95% should be fine. As others have stated there are many things that could happen. However look at the bright side. With every passing year you're closer to realizing that you were OK.
If you are down to the wire and have 95%, it is NOT good enough. If you are 45 years old and 95%, it is risky.
I agree with travellover, 95% and the knowledge that I have significant room to cut back comfortably, if needed, is good enough for me.
95% is reasonable. It's a crap-shoot anyhow.
+1. There have been people here say they retired with an 80% prob of success, others who waited for 200% (a nest egg 2X the 100% prob $) and everything in between. It's whatever allows you to sleep at night, there is no guarantee, so no right answer.If the stuff hits the fan, I'm gonna dial back my spending, anyway. I'd go with 95%.
It's whatever allows you to sleep at night, there is no guarantee, so no right answer.
I claim my small contribution to the SWR literature was to point out about 20 years ago on another internet forum that independent of the probability of one's portfolio lasting 30-40 years, one has to consider the probability of dying before running out of money.
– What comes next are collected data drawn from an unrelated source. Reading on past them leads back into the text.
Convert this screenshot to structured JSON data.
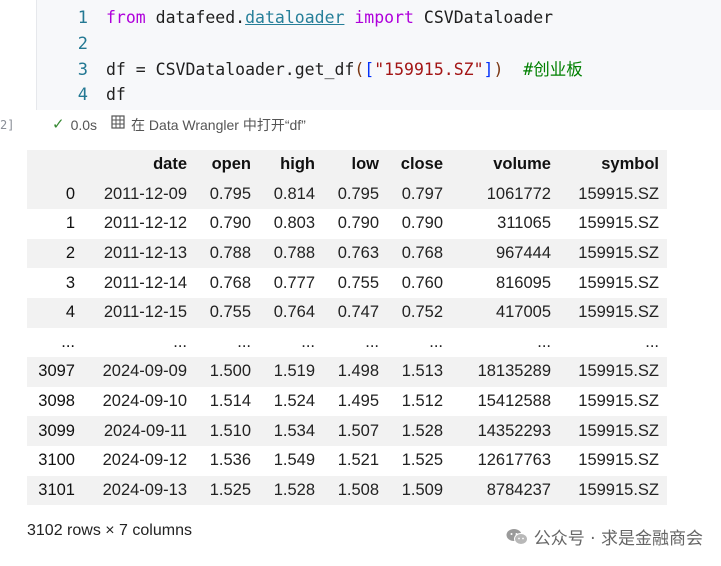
{
  "cell": {
    "exec_count": "2]",
    "lines": [
      {
        "num": "1"
      },
      {
        "num": "2"
      },
      {
        "num": "3"
      },
      {
        "num": "4"
      }
    ],
    "code": {
      "l1_from": "from",
      "l1_module_a": " datafeed.",
      "l1_module_b": "dataloader",
      "l1_import": " import",
      "l1_name": " CSVDataloader",
      "l3_prefix": "df = CSVDataloader.get_df",
      "l3_paren_open": "(",
      "l3_bracket_open": "[",
      "l3_string": "\"159915.SZ\"",
      "l3_bracket_close": "]",
      "l3_paren_close": ")",
      "l3_comment": "  #创业板",
      "l4": "df"
    },
    "status": {
      "time": "0.0s",
      "wrangler_icon": "grid-icon",
      "wrangler_label": "在 Data Wrangler 中打开“df”"
    }
  },
  "table": {
    "columns": [
      "",
      "date",
      "open",
      "high",
      "low",
      "close",
      "volume",
      "symbol"
    ],
    "rows": [
      [
        "0",
        "2011-12-09",
        "0.795",
        "0.814",
        "0.795",
        "0.797",
        "1061772",
        "159915.SZ"
      ],
      [
        "1",
        "2011-12-12",
        "0.790",
        "0.803",
        "0.790",
        "0.790",
        "311065",
        "159915.SZ"
      ],
      [
        "2",
        "2011-12-13",
        "0.788",
        "0.788",
        "0.763",
        "0.768",
        "967444",
        "159915.SZ"
      ],
      [
        "3",
        "2011-12-14",
        "0.768",
        "0.777",
        "0.755",
        "0.760",
        "816095",
        "159915.SZ"
      ],
      [
        "4",
        "2011-12-15",
        "0.755",
        "0.764",
        "0.747",
        "0.752",
        "417005",
        "159915.SZ"
      ],
      [
        "...",
        "...",
        "...",
        "...",
        "...",
        "...",
        "...",
        "..."
      ],
      [
        "3097",
        "2024-09-09",
        "1.500",
        "1.519",
        "1.498",
        "1.513",
        "18135289",
        "159915.SZ"
      ],
      [
        "3098",
        "2024-09-10",
        "1.514",
        "1.524",
        "1.495",
        "1.512",
        "15412588",
        "159915.SZ"
      ],
      [
        "3099",
        "2024-09-11",
        "1.510",
        "1.534",
        "1.507",
        "1.528",
        "14352293",
        "159915.SZ"
      ],
      [
        "3100",
        "2024-09-12",
        "1.536",
        "1.549",
        "1.521",
        "1.525",
        "12617763",
        "159915.SZ"
      ],
      [
        "3101",
        "2024-09-13",
        "1.525",
        "1.528",
        "1.508",
        "1.509",
        "8784237",
        "159915.SZ"
      ]
    ],
    "summary": "3102 rows × 7 columns"
  },
  "watermark": {
    "text": "公众号 · 求是金融商会",
    "icon": "wechat-icon"
  }
}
I think intercst from retireearlyhomepage.com picked up on this idea and extended it here:
Combining Safe Withdrawal Rates and Life Expectancy
Just as a SWAG, if you are 45 years old and plan to a 95% portfolio survivability for, say 40 years, that means your money has a 1 in 20 chance of running out of money by age 85. But there is approximately a 50% chance you'll be dead by 85. So that 1 in 20 chance is effectively cut in half to a 1 in 40 chance, or 97.5%.
No, it will just seem like 40 years.Good point but if you are married, isn't the chance of one of you surviving 40 years much higher than 50%?